Rita P Raman
University of Oklahoma Health Sciences Center
Rita Raman is Professor of Pediatrics at the University of Oklahoma Health Sciences Center and Attending Neonatologist at The Childrens Hospital Neonatal Intensive Care Unit. Dr. Raman is Board Certified in both Pediatrics and in Neonatal Medicine. She has been at the University of Oklahoma since 1982. Dr. Raman also has a Masters degree in Biochemistry and Molecular Biology and is a licensed attorney. Dr. Raman has served in several administrative positions, including Medical Director of University Hospital Nurseries, Pediatric Service Chief at the University Hospital, Associate Medical Director of Heartland Health Plan of Oklahoma, Director of the Neonatal-Perinatal Medicine Fellowship Training Program and Medical Director of Mediflight Neonate Transport Team of Oklahoma. She has also served as Consultant to the U.S. Food and Drug Administration. Dr. Raman served as President of the American College of Nutrition and of the International Colleges of Nutrition. Dr. Raman is a member of several national organizations, organized scientific sessions and symposia at national meetings, lectured extensively both nationally and internationally. She has received several awards and honors during her career. Dr. Ramans research has been in the area of neonatal and perinatal nutrition. She was recognized as a Master of the American College of Nutrition. Dr. Raman has been recognized as a Top Neonatal-Perinatal Medicine Specialist in Oklahoma and as a Leading Physician of the World in 2013.
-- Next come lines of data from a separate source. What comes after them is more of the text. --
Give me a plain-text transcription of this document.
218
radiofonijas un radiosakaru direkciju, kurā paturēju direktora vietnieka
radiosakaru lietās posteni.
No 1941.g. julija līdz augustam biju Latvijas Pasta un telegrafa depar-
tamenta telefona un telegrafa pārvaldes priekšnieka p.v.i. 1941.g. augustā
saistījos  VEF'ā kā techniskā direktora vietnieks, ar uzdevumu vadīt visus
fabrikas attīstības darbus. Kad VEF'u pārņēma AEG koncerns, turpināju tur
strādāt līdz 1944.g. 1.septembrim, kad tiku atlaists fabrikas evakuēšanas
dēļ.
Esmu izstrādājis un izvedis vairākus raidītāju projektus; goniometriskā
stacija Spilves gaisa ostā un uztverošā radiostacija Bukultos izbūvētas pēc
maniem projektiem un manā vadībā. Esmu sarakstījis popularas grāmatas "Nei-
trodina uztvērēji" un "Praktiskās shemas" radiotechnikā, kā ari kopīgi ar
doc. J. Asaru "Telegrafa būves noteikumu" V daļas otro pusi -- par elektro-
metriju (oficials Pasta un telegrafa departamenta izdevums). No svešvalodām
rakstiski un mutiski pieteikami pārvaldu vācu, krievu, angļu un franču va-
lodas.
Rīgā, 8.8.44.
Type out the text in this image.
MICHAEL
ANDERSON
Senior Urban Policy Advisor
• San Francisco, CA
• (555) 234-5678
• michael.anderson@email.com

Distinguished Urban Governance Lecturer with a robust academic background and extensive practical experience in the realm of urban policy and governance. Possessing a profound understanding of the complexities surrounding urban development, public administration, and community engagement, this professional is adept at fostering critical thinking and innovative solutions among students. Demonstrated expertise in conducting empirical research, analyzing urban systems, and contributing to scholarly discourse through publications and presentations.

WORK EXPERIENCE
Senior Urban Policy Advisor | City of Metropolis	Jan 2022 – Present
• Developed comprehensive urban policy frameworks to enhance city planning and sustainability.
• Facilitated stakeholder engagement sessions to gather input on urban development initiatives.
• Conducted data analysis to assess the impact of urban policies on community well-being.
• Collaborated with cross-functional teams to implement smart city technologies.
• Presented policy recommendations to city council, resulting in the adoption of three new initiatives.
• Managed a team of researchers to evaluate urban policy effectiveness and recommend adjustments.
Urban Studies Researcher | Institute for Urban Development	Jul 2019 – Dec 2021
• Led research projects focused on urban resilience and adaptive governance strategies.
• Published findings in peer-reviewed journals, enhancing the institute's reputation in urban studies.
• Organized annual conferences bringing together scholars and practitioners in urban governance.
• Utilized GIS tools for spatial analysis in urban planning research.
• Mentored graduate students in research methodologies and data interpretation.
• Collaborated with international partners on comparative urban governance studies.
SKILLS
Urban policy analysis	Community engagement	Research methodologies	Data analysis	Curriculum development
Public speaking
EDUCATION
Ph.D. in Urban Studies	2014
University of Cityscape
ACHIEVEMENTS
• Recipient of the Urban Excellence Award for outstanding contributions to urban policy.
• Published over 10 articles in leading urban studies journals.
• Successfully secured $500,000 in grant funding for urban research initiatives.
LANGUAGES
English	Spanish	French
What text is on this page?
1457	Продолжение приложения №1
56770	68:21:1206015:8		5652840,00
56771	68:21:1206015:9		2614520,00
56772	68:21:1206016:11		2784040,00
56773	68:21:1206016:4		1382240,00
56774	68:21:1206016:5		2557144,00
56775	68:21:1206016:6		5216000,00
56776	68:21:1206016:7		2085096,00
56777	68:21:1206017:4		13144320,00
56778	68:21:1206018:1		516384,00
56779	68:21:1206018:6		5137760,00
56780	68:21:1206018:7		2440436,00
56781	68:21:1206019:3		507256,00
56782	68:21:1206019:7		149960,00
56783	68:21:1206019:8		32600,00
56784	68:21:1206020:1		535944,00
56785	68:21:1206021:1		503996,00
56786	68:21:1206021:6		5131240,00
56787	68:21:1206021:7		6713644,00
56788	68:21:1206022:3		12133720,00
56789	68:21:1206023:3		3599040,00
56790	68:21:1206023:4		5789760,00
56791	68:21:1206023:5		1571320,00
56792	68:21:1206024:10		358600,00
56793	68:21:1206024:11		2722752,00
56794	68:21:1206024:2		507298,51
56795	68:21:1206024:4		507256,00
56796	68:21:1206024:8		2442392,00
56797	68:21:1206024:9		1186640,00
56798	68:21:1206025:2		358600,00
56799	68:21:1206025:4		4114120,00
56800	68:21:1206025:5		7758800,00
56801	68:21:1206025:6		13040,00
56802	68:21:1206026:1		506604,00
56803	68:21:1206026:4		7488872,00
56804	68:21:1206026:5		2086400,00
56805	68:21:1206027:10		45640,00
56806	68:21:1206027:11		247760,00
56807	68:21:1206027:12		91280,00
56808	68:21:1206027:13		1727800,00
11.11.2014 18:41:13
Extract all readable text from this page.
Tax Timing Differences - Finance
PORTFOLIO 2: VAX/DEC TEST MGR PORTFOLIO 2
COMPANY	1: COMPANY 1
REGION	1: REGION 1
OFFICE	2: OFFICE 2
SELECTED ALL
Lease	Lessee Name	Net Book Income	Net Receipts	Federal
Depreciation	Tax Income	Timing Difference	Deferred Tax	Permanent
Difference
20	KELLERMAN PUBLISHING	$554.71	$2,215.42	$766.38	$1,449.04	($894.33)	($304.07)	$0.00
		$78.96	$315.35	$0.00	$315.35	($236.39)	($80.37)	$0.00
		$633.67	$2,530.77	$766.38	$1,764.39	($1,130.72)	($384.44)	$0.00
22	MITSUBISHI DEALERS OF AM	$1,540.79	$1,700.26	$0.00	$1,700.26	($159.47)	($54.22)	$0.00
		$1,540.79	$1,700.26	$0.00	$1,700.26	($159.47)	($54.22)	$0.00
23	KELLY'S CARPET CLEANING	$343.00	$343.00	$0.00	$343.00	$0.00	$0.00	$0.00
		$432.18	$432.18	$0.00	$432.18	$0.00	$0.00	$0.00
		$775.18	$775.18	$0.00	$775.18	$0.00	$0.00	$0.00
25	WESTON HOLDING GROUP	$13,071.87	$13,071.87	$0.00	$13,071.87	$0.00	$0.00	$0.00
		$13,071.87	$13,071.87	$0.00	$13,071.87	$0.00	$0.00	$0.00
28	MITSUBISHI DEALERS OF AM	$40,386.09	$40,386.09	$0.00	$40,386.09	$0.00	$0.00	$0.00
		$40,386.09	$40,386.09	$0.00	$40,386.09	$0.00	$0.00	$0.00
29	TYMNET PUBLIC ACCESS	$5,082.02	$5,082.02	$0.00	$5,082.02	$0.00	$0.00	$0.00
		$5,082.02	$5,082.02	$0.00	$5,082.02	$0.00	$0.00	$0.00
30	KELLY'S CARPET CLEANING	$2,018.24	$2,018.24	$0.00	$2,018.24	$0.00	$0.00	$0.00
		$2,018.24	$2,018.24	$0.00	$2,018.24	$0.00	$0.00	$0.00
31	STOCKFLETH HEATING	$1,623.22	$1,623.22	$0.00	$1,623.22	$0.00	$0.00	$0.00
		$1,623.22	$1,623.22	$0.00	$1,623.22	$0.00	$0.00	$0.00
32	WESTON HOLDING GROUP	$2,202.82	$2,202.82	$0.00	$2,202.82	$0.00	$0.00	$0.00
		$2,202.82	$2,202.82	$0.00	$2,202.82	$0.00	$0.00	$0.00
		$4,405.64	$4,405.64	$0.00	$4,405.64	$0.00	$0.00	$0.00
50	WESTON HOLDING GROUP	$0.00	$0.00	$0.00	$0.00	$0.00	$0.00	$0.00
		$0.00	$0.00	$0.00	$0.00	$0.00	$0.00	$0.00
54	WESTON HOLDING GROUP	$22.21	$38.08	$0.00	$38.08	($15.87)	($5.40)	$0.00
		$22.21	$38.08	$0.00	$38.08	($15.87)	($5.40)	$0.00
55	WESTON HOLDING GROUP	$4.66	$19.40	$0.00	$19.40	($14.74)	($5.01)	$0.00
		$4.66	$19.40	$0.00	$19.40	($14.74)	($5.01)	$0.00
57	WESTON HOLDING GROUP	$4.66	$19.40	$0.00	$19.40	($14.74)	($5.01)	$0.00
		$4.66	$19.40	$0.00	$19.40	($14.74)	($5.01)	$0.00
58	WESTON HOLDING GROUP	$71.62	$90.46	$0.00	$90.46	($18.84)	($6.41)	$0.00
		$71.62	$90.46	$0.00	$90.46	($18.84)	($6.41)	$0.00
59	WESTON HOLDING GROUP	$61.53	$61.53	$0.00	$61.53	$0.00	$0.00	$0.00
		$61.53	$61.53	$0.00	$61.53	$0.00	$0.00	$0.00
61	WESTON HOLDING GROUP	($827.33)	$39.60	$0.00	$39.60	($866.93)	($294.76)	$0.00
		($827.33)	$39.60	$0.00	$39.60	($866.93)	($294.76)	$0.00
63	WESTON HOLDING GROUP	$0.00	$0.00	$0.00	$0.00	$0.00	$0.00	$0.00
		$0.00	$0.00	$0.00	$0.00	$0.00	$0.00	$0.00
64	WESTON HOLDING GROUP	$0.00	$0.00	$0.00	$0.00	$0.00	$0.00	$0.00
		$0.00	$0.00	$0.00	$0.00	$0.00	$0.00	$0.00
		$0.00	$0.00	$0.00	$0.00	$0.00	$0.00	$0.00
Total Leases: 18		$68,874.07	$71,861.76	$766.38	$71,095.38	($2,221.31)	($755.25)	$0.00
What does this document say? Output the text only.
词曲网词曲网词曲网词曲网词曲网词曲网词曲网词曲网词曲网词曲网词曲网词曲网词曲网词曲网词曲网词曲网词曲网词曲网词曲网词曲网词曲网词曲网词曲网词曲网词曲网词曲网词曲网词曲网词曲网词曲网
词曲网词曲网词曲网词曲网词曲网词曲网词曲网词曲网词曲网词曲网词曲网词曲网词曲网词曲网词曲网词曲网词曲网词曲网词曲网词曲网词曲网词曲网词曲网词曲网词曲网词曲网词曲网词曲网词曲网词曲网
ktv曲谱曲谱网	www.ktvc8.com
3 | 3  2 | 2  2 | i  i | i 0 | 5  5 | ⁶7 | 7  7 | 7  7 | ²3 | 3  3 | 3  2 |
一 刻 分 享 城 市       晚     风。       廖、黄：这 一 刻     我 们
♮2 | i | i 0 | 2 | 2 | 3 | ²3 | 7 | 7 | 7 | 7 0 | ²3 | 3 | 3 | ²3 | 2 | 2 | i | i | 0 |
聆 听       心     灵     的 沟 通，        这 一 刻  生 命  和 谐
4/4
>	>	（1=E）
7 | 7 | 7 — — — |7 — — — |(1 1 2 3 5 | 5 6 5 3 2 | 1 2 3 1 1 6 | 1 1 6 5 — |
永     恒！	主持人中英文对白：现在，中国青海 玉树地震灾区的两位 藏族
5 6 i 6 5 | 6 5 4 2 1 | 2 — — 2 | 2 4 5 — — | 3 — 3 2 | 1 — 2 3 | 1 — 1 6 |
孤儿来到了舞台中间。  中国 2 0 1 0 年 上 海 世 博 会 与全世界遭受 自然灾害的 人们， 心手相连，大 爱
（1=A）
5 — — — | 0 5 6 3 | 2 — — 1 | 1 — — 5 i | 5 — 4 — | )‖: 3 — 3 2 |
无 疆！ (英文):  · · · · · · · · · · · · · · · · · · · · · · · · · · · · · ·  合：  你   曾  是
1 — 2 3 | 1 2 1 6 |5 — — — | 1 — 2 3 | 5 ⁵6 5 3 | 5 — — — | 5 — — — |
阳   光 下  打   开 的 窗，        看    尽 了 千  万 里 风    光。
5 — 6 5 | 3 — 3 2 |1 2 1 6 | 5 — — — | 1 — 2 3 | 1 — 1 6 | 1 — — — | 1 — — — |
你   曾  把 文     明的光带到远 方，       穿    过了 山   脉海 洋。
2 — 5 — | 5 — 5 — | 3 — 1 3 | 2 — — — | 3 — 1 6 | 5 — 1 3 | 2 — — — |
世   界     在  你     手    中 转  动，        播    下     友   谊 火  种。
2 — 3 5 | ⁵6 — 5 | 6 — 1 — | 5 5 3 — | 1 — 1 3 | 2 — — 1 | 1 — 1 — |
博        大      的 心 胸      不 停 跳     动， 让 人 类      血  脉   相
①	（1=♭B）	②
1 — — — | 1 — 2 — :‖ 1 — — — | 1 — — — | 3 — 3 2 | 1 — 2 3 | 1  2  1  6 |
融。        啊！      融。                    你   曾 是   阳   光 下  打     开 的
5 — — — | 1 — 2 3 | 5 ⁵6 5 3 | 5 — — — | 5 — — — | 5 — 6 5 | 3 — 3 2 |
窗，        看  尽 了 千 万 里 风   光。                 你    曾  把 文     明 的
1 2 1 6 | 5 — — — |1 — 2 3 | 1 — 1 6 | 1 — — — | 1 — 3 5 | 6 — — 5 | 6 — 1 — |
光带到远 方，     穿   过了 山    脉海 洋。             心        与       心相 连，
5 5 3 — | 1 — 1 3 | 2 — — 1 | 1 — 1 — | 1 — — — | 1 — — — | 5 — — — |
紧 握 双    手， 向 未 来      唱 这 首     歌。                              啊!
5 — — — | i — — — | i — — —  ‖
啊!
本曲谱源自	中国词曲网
Search for the origins of diseases have led to investigations into the roles of dietary and environmental factors as potential triggers or modifiers of risk. These may occur with or without specific periods of permissiveness or vulnerabilities. These concepts are particularly intriguing in the context of diabetes, obesity and metabolic syndrome. Genetic contributions to obesity have been estimated from twin, non-twin siblings and adoptees, and range from 40 to 70%. Epigenetics involves the study of heritable changes in gene expression that are not due to changes in the nucleotide sequence, but involve other mechanisms such as histone modifications or changes in DNA by altering the methylation patterns. Such modifications can be impacted by diet, nutrients, and environmental factors such as chemical, psychological and behavioral factors. While the roles of dietary factors are readily understood in the context of obesity, diabetes and metabolic syndrome, the epigenetic phenomenon provides the linkage between factors such as stress, sleep deprivation and obesity. The term exposome has been used to define the sum of all of the individuals’ exposures. Data provided by animal experiments and from follow up of human cohorts exposed to poor nutrition or other adverse influences in early life has helped elucidate these interrelationships. Evaluation of the impact of these exposures and its relationship to health outcomes facilitates better understanding of the origins of diseases.